Outrageous Look Gallery
103 Broadway, between Bedford and Berry, 718-218-7656
Williamburg
December 10, 2005 - January 9, 2006
Web Site
Featuring: Ben Cottrell, Humberto Duque, Johanna Kirsch, Katrin Plavcak, Nancy Radloff, Esther Stocker
Six international artists creating this exhibition will move through this loose area by means of painting drawing, animation, installation and video.
The installations of Ben Cottrell (Berlin) consist of plywood, drilled surfaces, construction materials, murals and cutouts. They develop into fantastic landscapes of plaster and papier-mâché, with references to theater and horror genres.
As soon as the characters in Humberto Duque’s (Mexico City) hand-drawn animations appear, they slip into different roles and take on ever different forms. In this world there seem to be no fixed reference points; everything is dissected into individual pieces. The videos tell stories that do not rely on a linear narrative structure.
Johanna Kirsch’s (Maastricht) installations reflect the orientation of her body in time and space, trying to locate the boundaries between her inner reality and the outside world. Using drawings, notes, wooden climbing grips and video to change the perception of space, Kirsch’s desire is to infiltrate and define urban landscapes.
Katrin Plavcak’s (Berlin) paintings, murals and objects create a democratic simultaneity of image, content and form, often dealing with themes of migration and alienation.

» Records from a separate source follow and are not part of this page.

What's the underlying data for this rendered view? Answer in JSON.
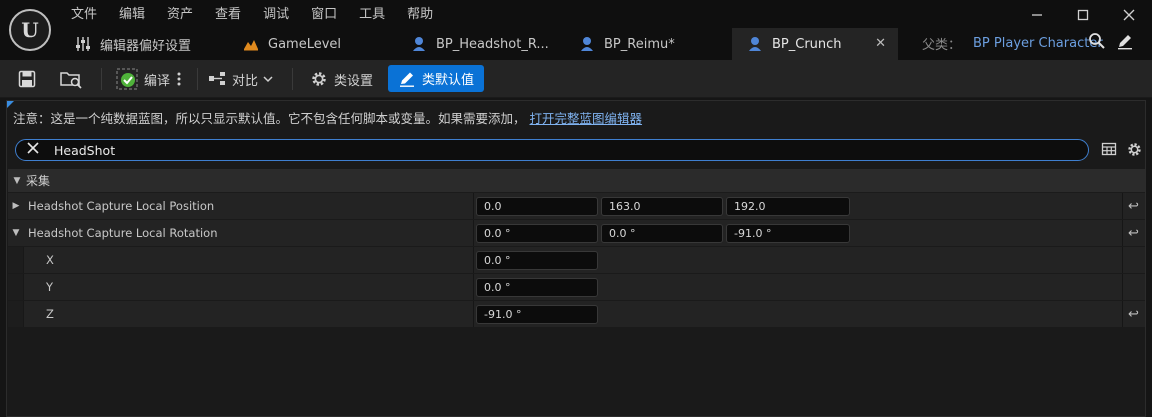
{
  "app": {
    "logo_letter": "U"
  },
  "menu": [
    "文件",
    "编辑",
    "资产",
    "查看",
    "调试",
    "窗口",
    "工具",
    "帮助"
  ],
  "tabs": [
    {
      "label": "编辑器偏好设置",
      "icon": "sliders-icon"
    },
    {
      "label": "GameLevel",
      "icon": "level-icon"
    },
    {
      "label": "BP_Headshot_R...",
      "icon": "character-icon"
    },
    {
      "label": "BP_Reimu*",
      "icon": "character-icon"
    },
    {
      "label": "BP_Crunch",
      "icon": "character-icon",
      "active": true
    }
  ],
  "parent": {
    "label": "父类：",
    "value": "BP Player Character"
  },
  "toolbar": {
    "compile_label": "编译",
    "diff_label": "对比",
    "class_settings_label": "类设置",
    "class_defaults_label": "类默认值"
  },
  "notice": {
    "text": "注意：这是一个纯数据蓝图，所以只显示默认值。它不包含任何脚本或变量。如果需要添加，",
    "link": "打开完整蓝图编辑器"
  },
  "search": {
    "value": "HeadShot"
  },
  "details": {
    "category": "采集",
    "rows": [
      {
        "name": "Headshot Capture Local Position",
        "values": [
          "0.0",
          "163.0",
          "192.0"
        ]
      },
      {
        "name": "Headshot Capture Local Rotation",
        "values": [
          "0.0 °",
          "0.0 °",
          "-91.0 °"
        ]
      }
    ],
    "children": [
      {
        "name": "X",
        "value": "0.0 °"
      },
      {
        "name": "Y",
        "value": "0.0 °"
      },
      {
        "name": "Z",
        "value": "-91.0 °"
      }
    ]
  },
  "colors": {
    "accent": "#0a72d6",
    "link": "#7fb2ef",
    "parent": "#6c9fe0"
  }
}
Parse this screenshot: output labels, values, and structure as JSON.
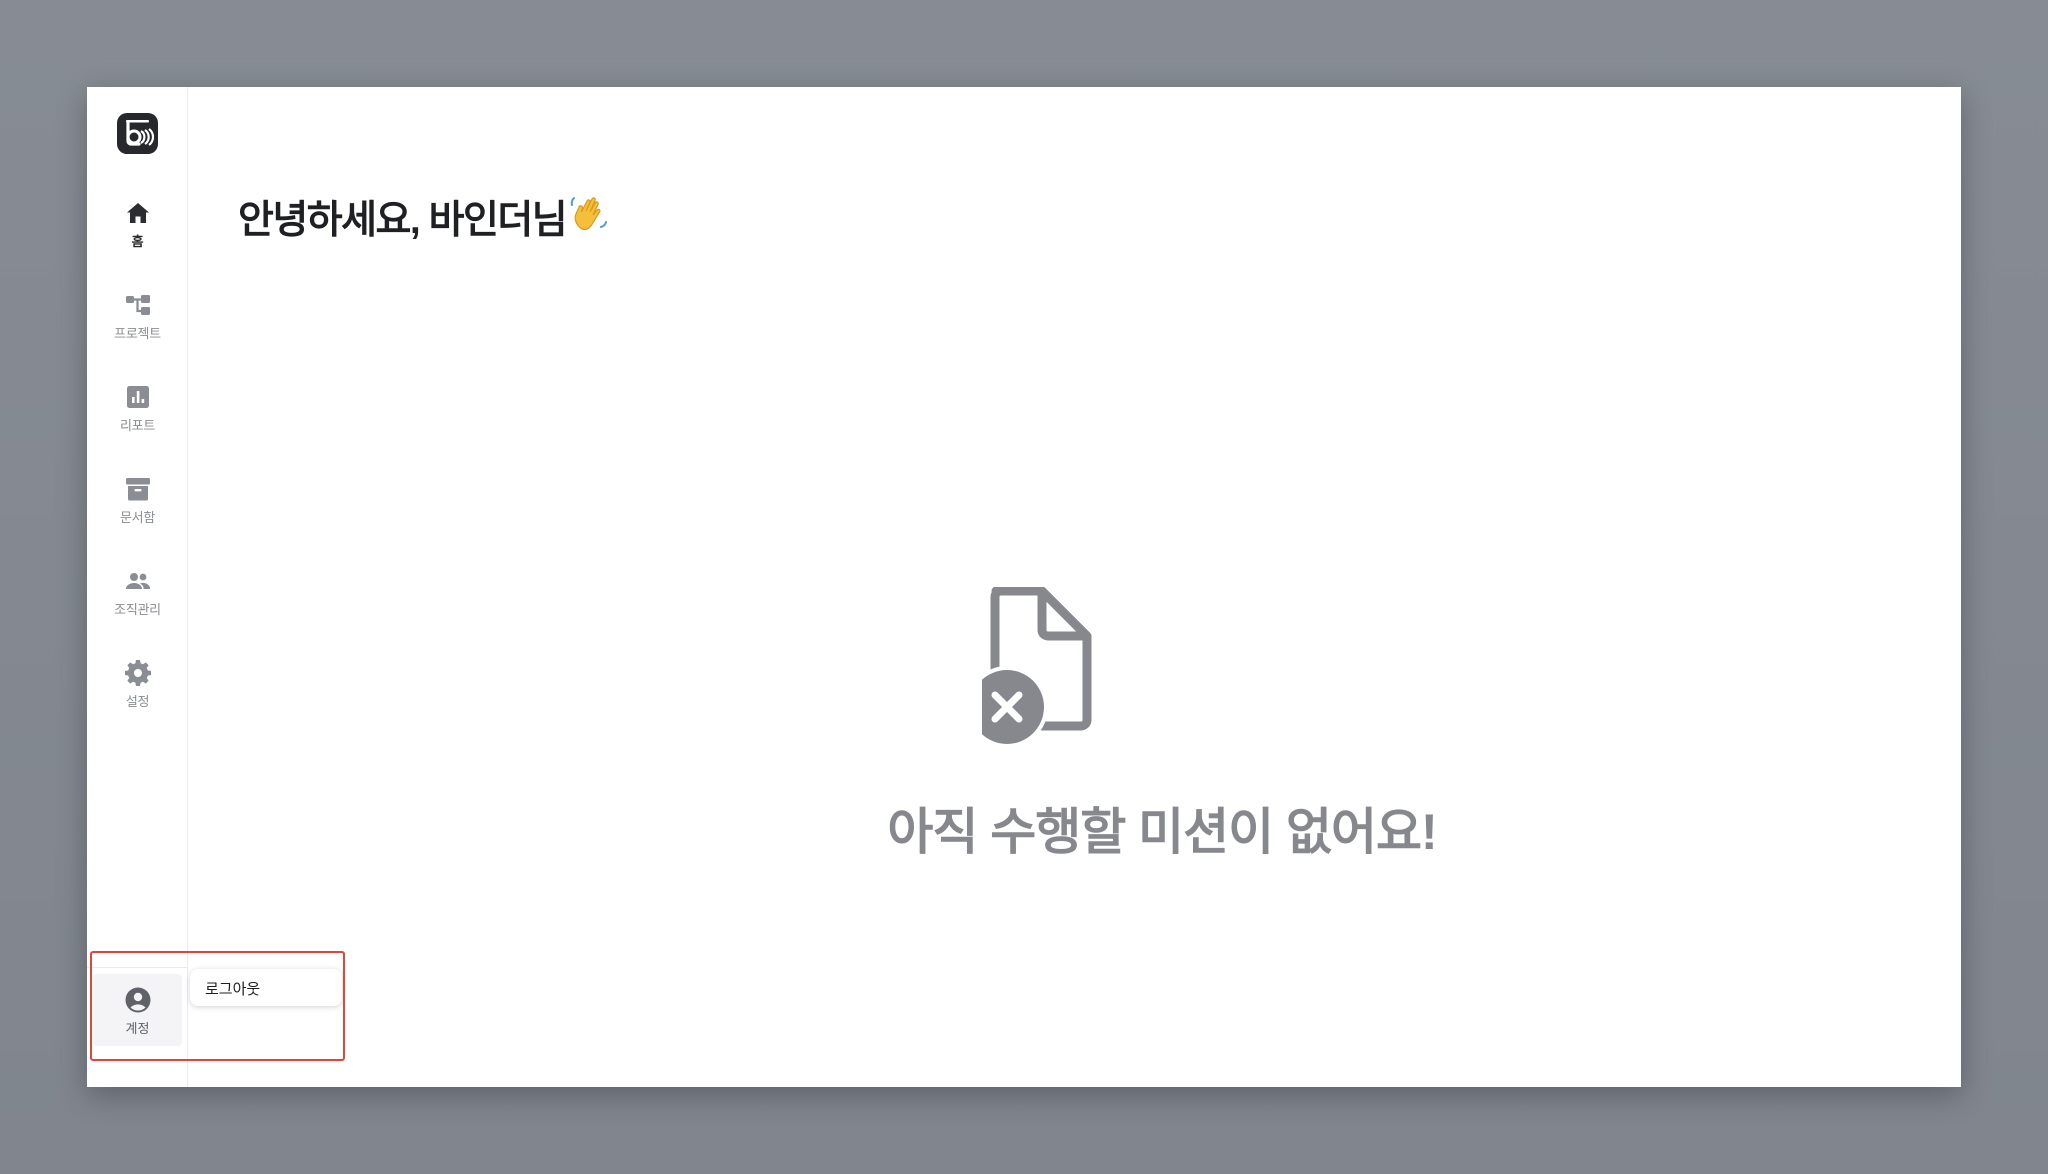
{
  "sidebar": {
    "logo_icon": "binder-logo-icon",
    "items": [
      {
        "label": "홈",
        "icon": "home-icon",
        "active": true
      },
      {
        "label": "프로젝트",
        "icon": "project-tree-icon",
        "active": false
      },
      {
        "label": "리포트",
        "icon": "report-chart-icon",
        "active": false
      },
      {
        "label": "문서함",
        "icon": "archive-box-icon",
        "active": false
      },
      {
        "label": "조직관리",
        "icon": "people-group-icon",
        "active": false
      },
      {
        "label": "설정",
        "icon": "gear-icon",
        "active": false
      }
    ],
    "account": {
      "label": "계정",
      "icon": "user-circle-icon"
    }
  },
  "account_menu": {
    "logout_label": "로그아웃"
  },
  "main": {
    "greeting": "안녕하세요, 바인더님",
    "greeting_emoji": "waving-hand-icon",
    "empty_state": {
      "icon": "document-error-icon",
      "message": "아직 수행할 미션이 없어요!"
    }
  },
  "colors": {
    "backdrop": "#878c94",
    "highlight": "#e0463a",
    "icon_inactive": "#8a8d93",
    "icon_active": "#2b2d31",
    "empty_text": "#86888e"
  }
}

Trash objects offer mobile units for those willing to migrate in space.
Nancy Radloff (New York) demonstrates a variety of protagonists: models of small houses without windows, fence parts and miniature trees in empty parking lots. Her one-way worlds are dark and enigmatic but also function as abstract arrangements.
Esther Stocker’s (Vienna) intense pre-occupation with grids is the main aspect of her paintings, room installations and murals. In ever-recurring test phases she deals with perception, order, chaos and orientation. Her work engages us in an active way of seeing, using a vocabulary that does not deal with a reduction of contents, but with the mutual relation of the signs at stake.